I am frightened of the implications of allowing teachers to claim that what David did was ok and that God was only judging David very harshly because he was such a righteous man and he should not have done something that even looked improper. (Note that telling kids that this was anything less than a supremely terrible deed is saying that it was ok). We are teaching children that it is possible for something that looks like a great sin to be basically ok if it involves a "holy" person. Recent years have offered plenty of evidence that my Torah scholar in a brothel scenario is not a silly hypothetical. Whether consciously or not (it hardly matters) teachers are grooming students to become the victims of such men.

The problem of predators in our community is not simply a matter of a few bad apples but cuts at the heart of our educational system. I salute organizations like Project Y.E.S. and books like Let's Stay Safe for their efforts to bring about meaningful change.

Tuesday, August 2, 2016

Introducing the All New Kindle Taevah




Just in time for Elul and back to yeshiva sales, Amazon introduces their new Kindle Taevah. In a press conference, Jeff Bezos explained to  befuddled reporters trying to pronounce the name that the Taevah was inspired by Numbers 11:

I was looking for something to come after the Fire. I was reading the Bible and saw that, after God sent down the Fire, the Children of Israel got Taevahs. Along with the Taevah, God also provided really killer customer service after the Israelites criticized their smorgasbord options.

As demonstrated by generations of Republican presidential candidates, Richard III and Shylock, being near a bible makes a person really godly so you should always buy what they are selling.

To demonstrate the Taevah's features, Bezos brought out his spiritual consultant and chief product tester, two-year-old child prodigy Kalman Yitzchok Chinn. Thanks to the Taevah, Kalman has already learned his letters and numbers while simultaneously convincing Brisk that its anti-television policy was completely outdated in the twenty-first century.  
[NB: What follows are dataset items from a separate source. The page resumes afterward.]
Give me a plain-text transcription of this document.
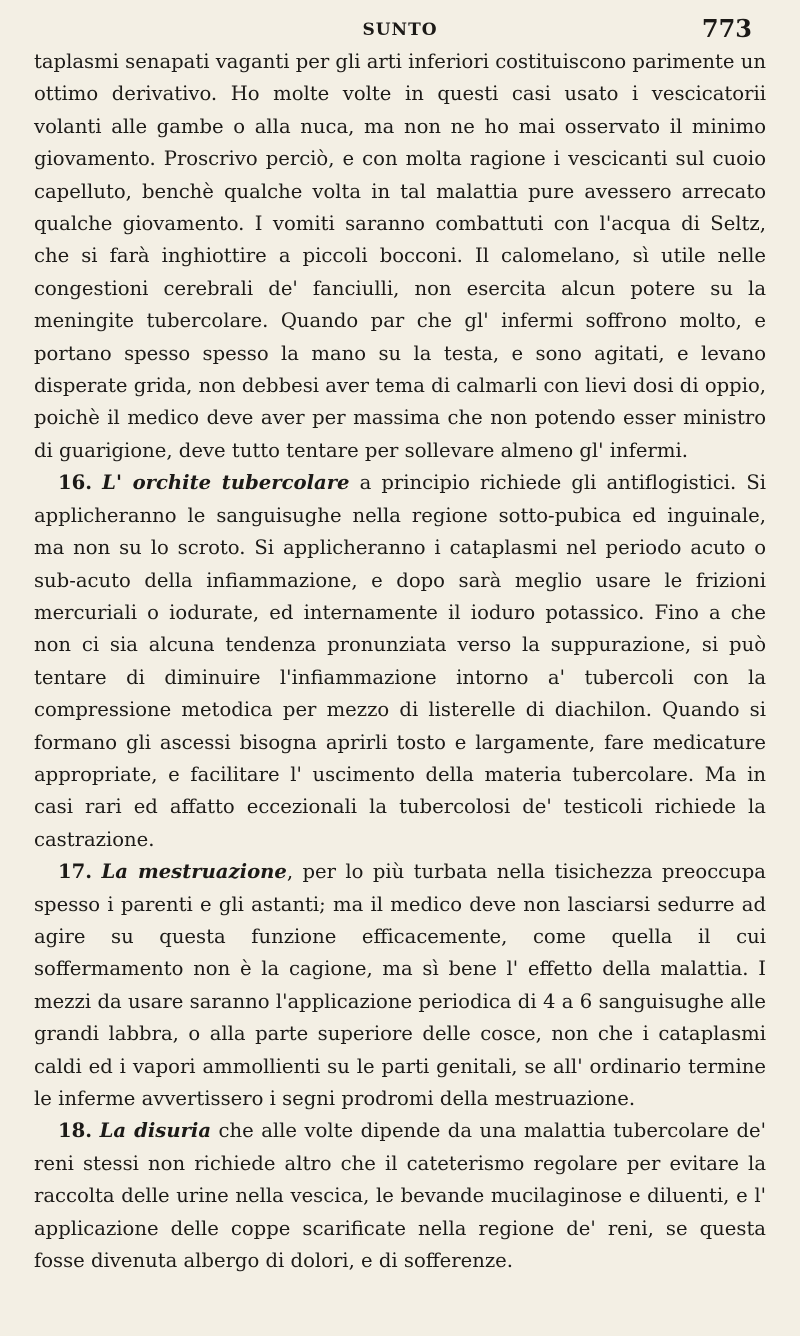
SUNTO	773

taplasmi senapati vaganti per gli arti inferiori costituiscono parimente un ottimo derivativo. Ho molte volte in questi casi usato i vescicatorii volanti alle gambe o alla nuca, ma non ne ho mai osservato il minimo giovamento. Proscrivo perciò, e con molta ragione i vescicanti sul cuoio capelluto, benchè qualche volta in tal malattia pure avessero arrecato qualche giovamento. I vomiti saranno combattuti con l'acqua di Seltz, che si farà inghiottire a piccoli bocconi. Il calomelano, sì utile nelle congestioni cerebrali de' fanciulli, non esercita alcun potere su la meningite tubercolare. Quando par che gl' infermi soffrono molto, e portano spesso spesso la mano su la testa, e sono agitati, e levano disperate grida, non debbesi aver tema di calmarli con lievi dosi di oppio, poichè il medico deve aver per massima che non potendo esser ministro di guarigione, deve tutto tentare per sollevare almeno gl' infermi.

16. L' orchite tubercolare a principio richiede gli antiflogistici. Si applicheranno le sanguisughe nella regione sotto-pubica ed inguinale, ma non su lo scroto. Si applicheranno i cataplasmi nel periodo acuto o sub-acuto della infiammazione, e dopo sarà meglio usare le frizioni mercuriali o iodurate, ed internamente il ioduro potassico. Fino a che non ci sia alcuna tendenza pronunziata verso la suppurazione, si può tentare di diminuire l'infiammazione intorno a' tubercoli con la compressione metodica per mezzo di listerelle di diachilon. Quando si formano gli ascessi bisogna aprirli tosto e largamente, fare medicature appropriate, e facilitare l' uscimento della materia tubercolare. Ma in casi rari ed affatto eccezionali la tubercolosi de' testicoli richiede la castrazione.

17. La mestruazione, per lo più turbata nella tisichezza preoccupa spesso i parenti e gli astanti; ma il medico deve non lasciarsi sedurre ad agire su questa funzione efficacemente, come quella il cui soffermamento non è la cagione, ma sì bene l' effetto della malattia. I mezzi da usare saranno l'applicazione periodica di 4 a 6 sanguisughe alle grandi labbra, o alla parte superiore delle cosce, non che i cataplasmi caldi ed i vapori ammollienti su le parti genitali, se all' ordinario termine le inferme avvertissero i segni prodromi della mestruazione.

18. La disuria che alle volte dipende da una malattia tubercolare de' reni stessi non richiede altro che il cateterismo regolare per evitare la raccolta delle urine nella vescica, le bevande mucilaginose e diluenti, e l' applicazione delle coppe scarificate nella regione de' reni, se questa fosse divenuta albergo di dolori, e di sofferenze.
Readers will be quickly entranced by the Taevah's hypnotic screen. When starting the device, users will be able to choose from a selection of the most traif sandwiches on the internet as backgrounds. Order now and the Taevah will come with a special case that makes it unbreakable by rebbes even if they throw it out the third story of a yeshivah building. For $50, users can add special mussar canceling headphones.

Initially, sales were sluggish as shoppers were told that naked Kalman was not for sale. Sales of the Taevah, though, skyrocketed once the gedolim produced a dance video ad to express how enamored they were with the product itself even as they acknowledged that not having Kalman's tushy was a major disappointment.